Could be, 979M virtual, 298M resident size (non swapped), 58665 shared.

Unfortunately when this happens I cannot log into my box and run good
diagnostics, that's how much of a pain in the bolas this is. Some
morning I had enough patience I did leave vmstat and iostat running
and didn't see much out of the ordinary except CPU wait time was
pretty high. I did manage to get at least htop running once and took a
screenshot (and this took me about 10 minutes to generate):

http://bombadil.infradead.org/~mcgrof/images/2009/12/git-merge.jpg

So if anything it could be the later, that of a swap storm.

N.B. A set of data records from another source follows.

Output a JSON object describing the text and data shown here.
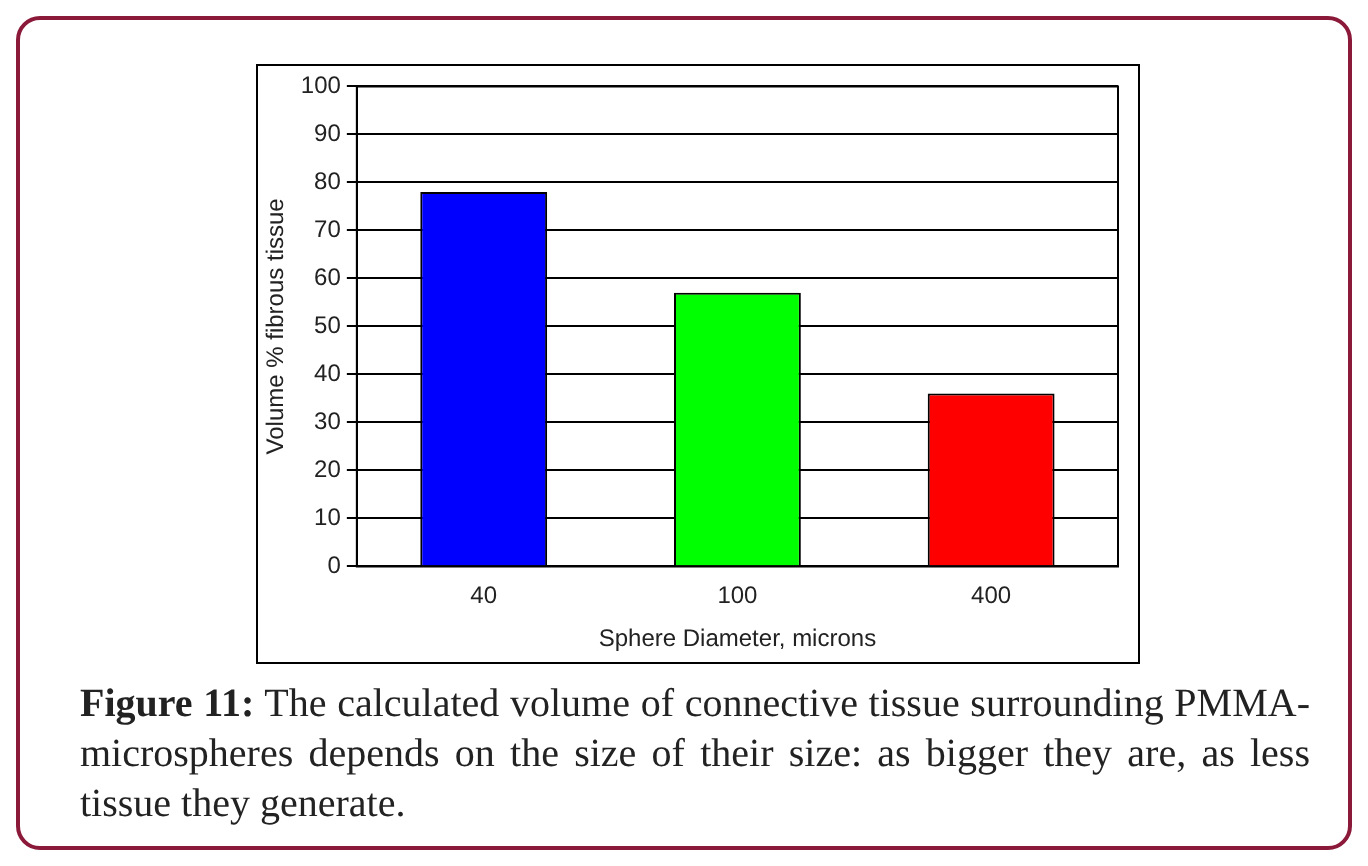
{
  "chart_data": {
    "type": "bar",
    "xlabel": "Sphere Diameter, microns",
    "ylabel": "Volume % fibrous tissue",
    "categories": [
      "40",
      "100",
      "400"
    ],
    "values": [
      78,
      57,
      36
    ],
    "colors": [
      "#0000ff",
      "#00ff00",
      "#ff0000"
    ],
    "ylim": [
      0,
      100
    ],
    "yticks": [
      0,
      10,
      20,
      30,
      40,
      50,
      60,
      70,
      80,
      90,
      100
    ],
    "grid": "y",
    "annotations": [
      "Figure 11: The calculated volume of connective tissue surrounding PMMA-microspheres depends on the size of their size: as bigger they are, as less tissue they generate."
    ]
  }
}
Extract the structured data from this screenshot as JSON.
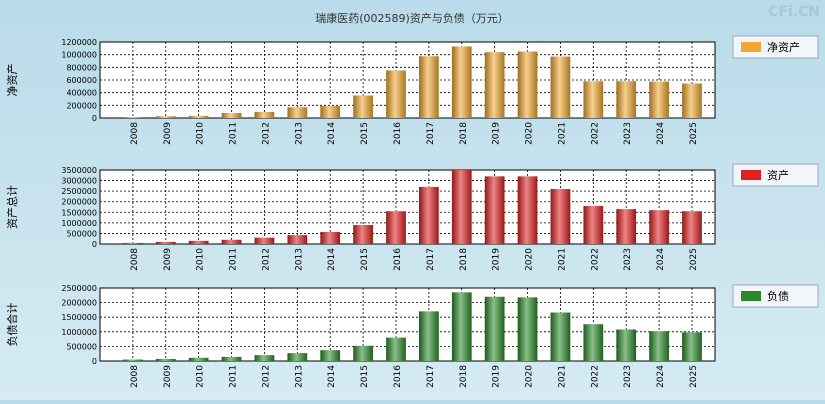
{
  "title": "瑞康医药(002589)资产与负债（万元）",
  "watermark": "CFi.CN",
  "chart_data": [
    {
      "type": "bar",
      "ylabel": "净资产",
      "legend": "净资产",
      "legend_position": "right",
      "color": "#f0a830",
      "grid": true,
      "ylim": [
        0,
        1200000
      ],
      "yticks": [
        "1200000",
        "1000000",
        "800000",
        "600000",
        "400000",
        "200000",
        "0"
      ],
      "tick_values": [
        1200000,
        1000000,
        800000,
        600000,
        400000,
        200000,
        0
      ],
      "categories": [
        "2008",
        "2009",
        "2010",
        "2011",
        "2012",
        "2013",
        "2014",
        "2015",
        "2016",
        "2017",
        "2018",
        "2019",
        "2020",
        "2021",
        "2022",
        "2023",
        "2024",
        "2025"
      ],
      "values": [
        15000,
        28000,
        33000,
        80000,
        95000,
        170000,
        190000,
        355000,
        750000,
        975000,
        1130000,
        1040000,
        1050000,
        970000,
        580000,
        580000,
        575000,
        545000
      ]
    },
    {
      "type": "bar",
      "ylabel": "资产总计",
      "legend": "资产",
      "legend_position": "right",
      "color": "#e02020",
      "grid": true,
      "ylim": [
        0,
        3500000
      ],
      "yticks": [
        "3500000",
        "3000000",
        "2500000",
        "2000000",
        "1500000",
        "1000000",
        "500000",
        "0"
      ],
      "tick_values": [
        3500000,
        3000000,
        2500000,
        2000000,
        1500000,
        1000000,
        500000,
        0
      ],
      "categories": [
        "2008",
        "2009",
        "2010",
        "2011",
        "2012",
        "2013",
        "2014",
        "2015",
        "2016",
        "2017",
        "2018",
        "2019",
        "2020",
        "2021",
        "2022",
        "2023",
        "2024",
        "2025"
      ],
      "values": [
        50000,
        100000,
        150000,
        200000,
        300000,
        420000,
        570000,
        900000,
        1550000,
        2700000,
        3500000,
        3200000,
        3200000,
        2600000,
        1800000,
        1650000,
        1600000,
        1550000
      ]
    },
    {
      "type": "bar",
      "ylabel": "负债合计",
      "legend": "负债",
      "legend_position": "right",
      "color": "#2a8a2a",
      "grid": true,
      "ylim": [
        0,
        2500000
      ],
      "yticks": [
        "2500000",
        "2000000",
        "1500000",
        "1000000",
        "500000",
        "0"
      ],
      "tick_values": [
        2500000,
        2000000,
        1500000,
        1000000,
        500000,
        0
      ],
      "categories": [
        "2008",
        "2009",
        "2010",
        "2011",
        "2012",
        "2013",
        "2014",
        "2015",
        "2016",
        "2017",
        "2018",
        "2019",
        "2020",
        "2021",
        "2022",
        "2023",
        "2024",
        "2025"
      ],
      "values": [
        50000,
        70000,
        110000,
        140000,
        200000,
        270000,
        370000,
        520000,
        800000,
        1700000,
        2350000,
        2200000,
        2180000,
        1660000,
        1260000,
        1080000,
        1020000,
        980000
      ]
    }
  ]
}
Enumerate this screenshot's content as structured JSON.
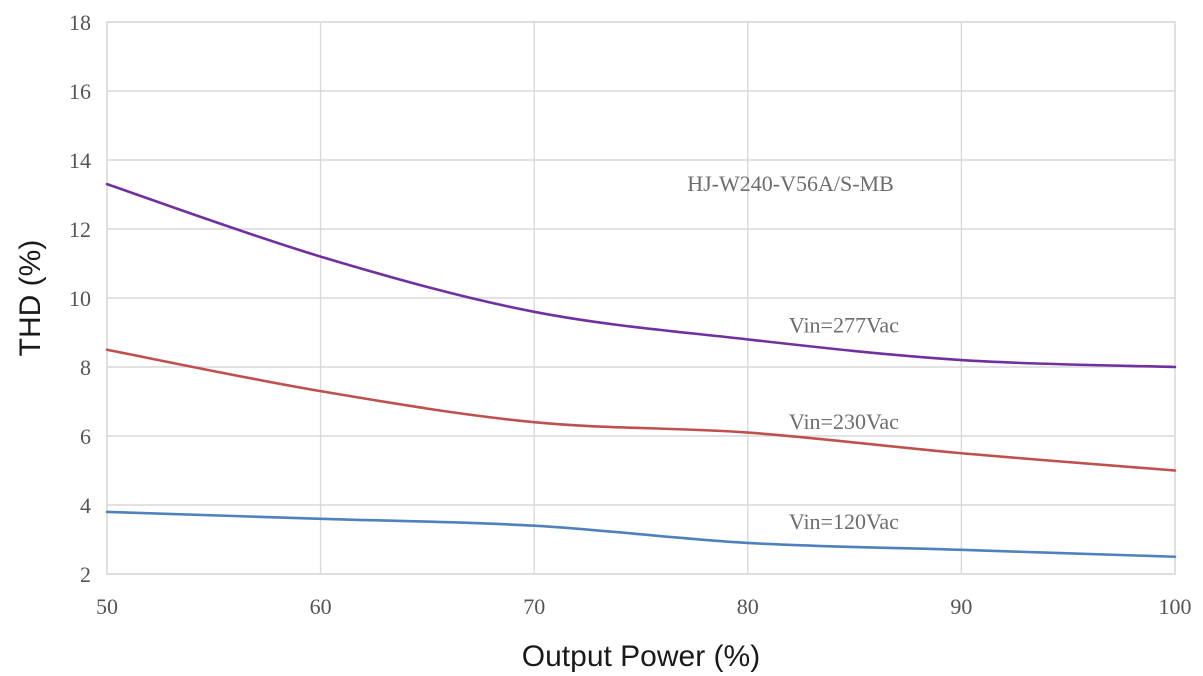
{
  "chart_data": {
    "type": "line",
    "title": "",
    "xlabel": "Output Power (%)",
    "ylabel": "THD (%)",
    "xlim": [
      50,
      100
    ],
    "ylim": [
      2,
      18
    ],
    "x_ticks": [
      50,
      60,
      70,
      80,
      90,
      100
    ],
    "y_ticks": [
      2,
      4,
      6,
      8,
      10,
      12,
      14,
      16,
      18
    ],
    "grid": true,
    "x": [
      50,
      60,
      70,
      80,
      90,
      100
    ],
    "series": [
      {
        "name": "Vin=277Vac",
        "color": "#7030a0",
        "values": [
          13.3,
          11.2,
          9.6,
          8.8,
          8.2,
          8.0
        ]
      },
      {
        "name": "Vin=230Vac",
        "color": "#c0504d",
        "values": [
          8.5,
          7.3,
          6.4,
          6.1,
          5.5,
          5.0
        ]
      },
      {
        "name": "Vin=120Vac",
        "color": "#4f81bd",
        "values": [
          3.8,
          3.6,
          3.4,
          2.9,
          2.7,
          2.5
        ]
      }
    ],
    "annotations": [
      {
        "text": "HJ-W240-V56A/S-MB",
        "x": 82,
        "y": 13.1
      },
      {
        "text": "Vin=277Vac",
        "x": 84.5,
        "y": 9.0
      },
      {
        "text": "Vin=230Vac",
        "x": 84.5,
        "y": 6.2
      },
      {
        "text": "Vin=120Vac",
        "x": 84.5,
        "y": 3.3
      }
    ]
  }
}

What I should have running is sar, that way I can treck back in time
when I want to.

But even when compiling the kernel my machine becomes unusable for a
few seconds when the linking for vmlinux.o starts and in that case my
swap usage is about 45 - 125 M. A silly example, pandora reliably poos
out on firefox requiring a pkill on firefox to get it back while
vmlinux.o is linking.

> I guess it is the latter.

Only it seems to happen with some other things like compiling the kernel.

I'll see if I can upgrade the memory on this thing.

> If it is, then it's not a kernel problem -
> kernel can't magically make your system adequately handle a workload
> which needs 3 GB for working set when the box only has 2 GB of RAM.
> It _will_ be very slow.

Sure, I'll try to keep my eye out on swap overuse, I suppose it could be that.

I started to be suspicious about the CPU freq governor but I'll note
on both systems even if I set the freq static to the highest I still
had issues. I'll also note on both 2.6.27 and 2.6.32 I used:

CONFIG_CPU_FREQ_DEFAULT_GOV_PERFORMANCE=y

I started testing CONFIG_CPU_FREQ_DEFAULT_GOV_CONSERVATIVE=y

but don't really notice an improvement.